Le projet est mené par une équipe de chercheurs interdisciplinaires en partenariat avec des organisations et municipalités qui gèrent six parcs-nature périurbains des régions de Montréal, de la Montérégie et de l’Estrie. « Nous attendons une réponse du CRSNG à tout moment », ajoute M. Tremblay.

Dossier judiciarisé et menaces à Longueuil

Il n’y a pas qu’à Montréal que la gestion des populations de cerfs cause des maux de tête aux élus, qui marchent souvent sur des œufs lorsqu’on leur demande de se prononcer sur le sujet. Le dossier a aussi traîné en longueur à Longueuil, où la judiciarisation du dossier (mentionnée plus tôt) et des menaces à l’endroit des dirigeants ont complexifié l’affaire.

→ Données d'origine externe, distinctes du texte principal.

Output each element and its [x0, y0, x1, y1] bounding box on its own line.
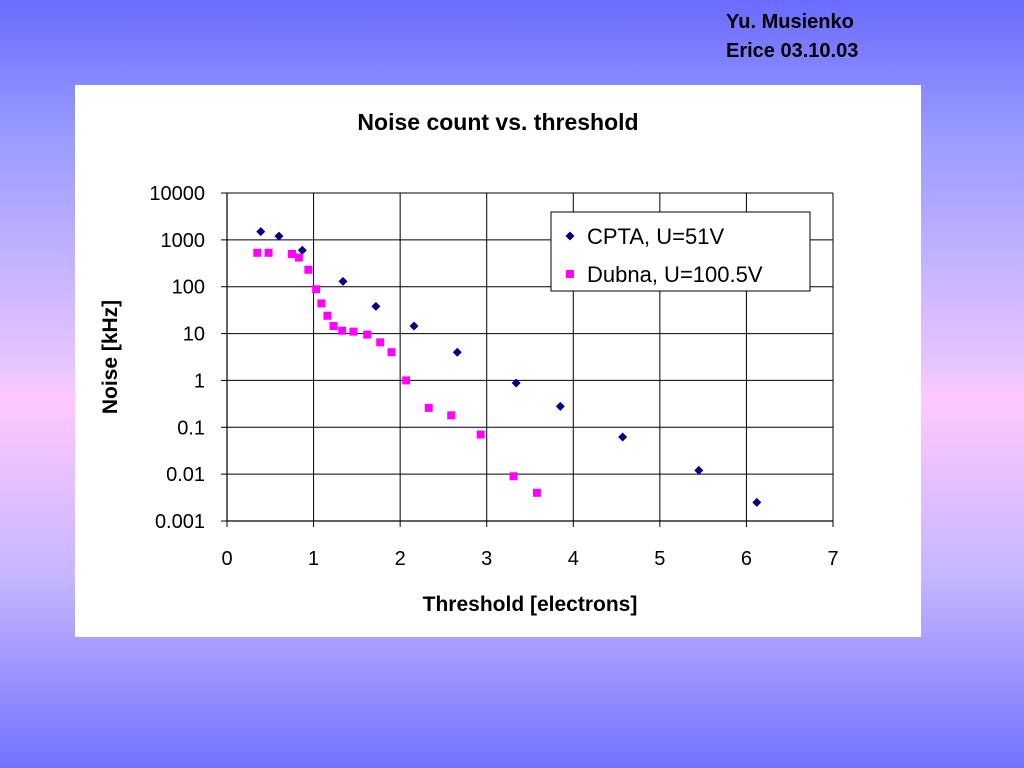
dubna-point: [424, 403, 433, 412]
cpta-point: [297, 245, 307, 255]
y-tick-label: 0.1: [177, 417, 205, 439]
dubna-point: [287, 249, 296, 258]
series-cpta: [256, 227, 762, 507]
cpta-point: [338, 276, 348, 286]
y-tick-label: 1: [194, 370, 205, 392]
chart-title: Noise count vs. threshold: [357, 109, 638, 135]
dubna-point: [329, 322, 338, 331]
cpta-point: [752, 497, 762, 507]
y-tick-label: 0.01: [166, 464, 205, 486]
cpta-point: [274, 231, 284, 241]
cpta-point: [256, 227, 266, 237]
series-dubna: [253, 248, 541, 497]
x-tick-label: 4: [568, 548, 579, 570]
dubna-point: [323, 311, 332, 320]
dubna-point: [312, 285, 321, 294]
y-axis-label: Noise [kHz]: [99, 300, 122, 414]
dubna-point: [387, 348, 396, 357]
author-text: Yu. Musienko: [726, 11, 854, 33]
cpta-point: [409, 321, 419, 331]
slide-header: Yu. Musienko Erice 03.10.03: [726, 8, 858, 66]
dubna-point: [476, 430, 485, 439]
cpta-point: [371, 301, 381, 311]
dubna-point: [509, 472, 518, 481]
dubna-point: [447, 411, 456, 420]
legend-marker-dubna: [566, 270, 574, 278]
x-tick-labels: 0 1 2 3 4 5 6 7: [221, 548, 838, 570]
chart-axes: [221, 192, 834, 527]
y-tick-labels: 10000 1000 100 10 1 0.1 0.01 0.001: [149, 183, 205, 533]
chart-legend: CPTA, U=51V Dubna, U=100.5V: [550, 211, 811, 292]
cpta-point: [618, 432, 628, 442]
x-tick-label: 7: [827, 548, 838, 570]
x-tick-label: 0: [221, 548, 232, 570]
dubna-point: [376, 338, 385, 347]
dubna-point: [349, 327, 358, 336]
dubna-point: [402, 376, 411, 385]
cpta-point: [511, 378, 521, 388]
dubna-point: [294, 253, 303, 262]
y-tick-label: 0.001: [155, 511, 205, 533]
legend-label-dubna: Dubna, U=100.5V: [587, 262, 763, 287]
x-tick-label: 5: [654, 548, 665, 570]
dubna-point: [532, 488, 541, 497]
x-tick-label: 6: [741, 548, 752, 570]
x-tick-label: 2: [395, 548, 406, 570]
data-points: [253, 227, 762, 507]
legend-marker-cpta: [565, 231, 575, 241]
cpta-point: [452, 347, 462, 357]
dubna-point: [317, 299, 326, 308]
y-tick-label: 10: [183, 324, 205, 346]
dubna-point: [253, 248, 262, 257]
y-tick-label: 1000: [161, 230, 206, 252]
dubna-point: [304, 265, 313, 274]
x-tick-label: 3: [481, 548, 492, 570]
venue-date-text: Erice 03.10.03: [726, 40, 859, 62]
legend-label-cpta: CPTA, U=51V: [587, 224, 724, 249]
x-tick-label: 1: [308, 548, 319, 570]
dubna-point: [338, 326, 347, 335]
dubna-point: [264, 248, 273, 257]
cpta-point: [555, 401, 565, 411]
y-tick-label: 100: [172, 277, 205, 299]
x-axis-label: Threshold [electrons]: [423, 593, 638, 616]
y-tick-label: 10000: [149, 183, 205, 205]
chart-grid: [227, 192, 834, 522]
chart-panel: [75, 85, 921, 637]
cpta-point: [694, 465, 704, 475]
dubna-point: [363, 330, 372, 339]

C’est tout d’abord en 2020 que l’ex-mairesse de Longueuil, Sylvie Parent, a indiqué que son administration souhaitait procéder à l’euthanasie des cerfs du parc Michel-Chartrand en utilisant la capture. Des citoyens avaient contesté cette décision, une pétition signée par plus de 40 000 personnes avait circulé, et la mairesse avait même fait l’objet de menaces de mort. L’administration longueuilloise avait alors changé de cap et opté pour la relocalisation des bêtes. Puis, la successeure de la mairesse Parent, Catherine Fournier, avait choisi, au moment de son arrivée en poste en 2021, de procéder à la chasse contrôlée des cerfs. Des menaces ont aussi été faites à son endroit, la Sûreté du Québec avait alors enquêté.

Cette mesure avait été portée jusqu’en Cour supérieure par les citoyens en opposition, mais leur requête fut déboutée et le tribunal a confirmé que Longueuil pouvait procéder à l’abattage des cerfs. Ne lâchant pas l’affaire, les personnes à l’origine du dossier sont ensuite passées en Cour d’appel pour faire annuler la décision, qui fut temporairement suspendue en décembre 2022 par cette instance. La Cour d’appel a finalement refusé d’entendre la cause. En décembre 2023, la Ville de Longueuil a annoncé sa décision d’aller de l’avant avec la chasse des cerfs d’ici la fin de 2024.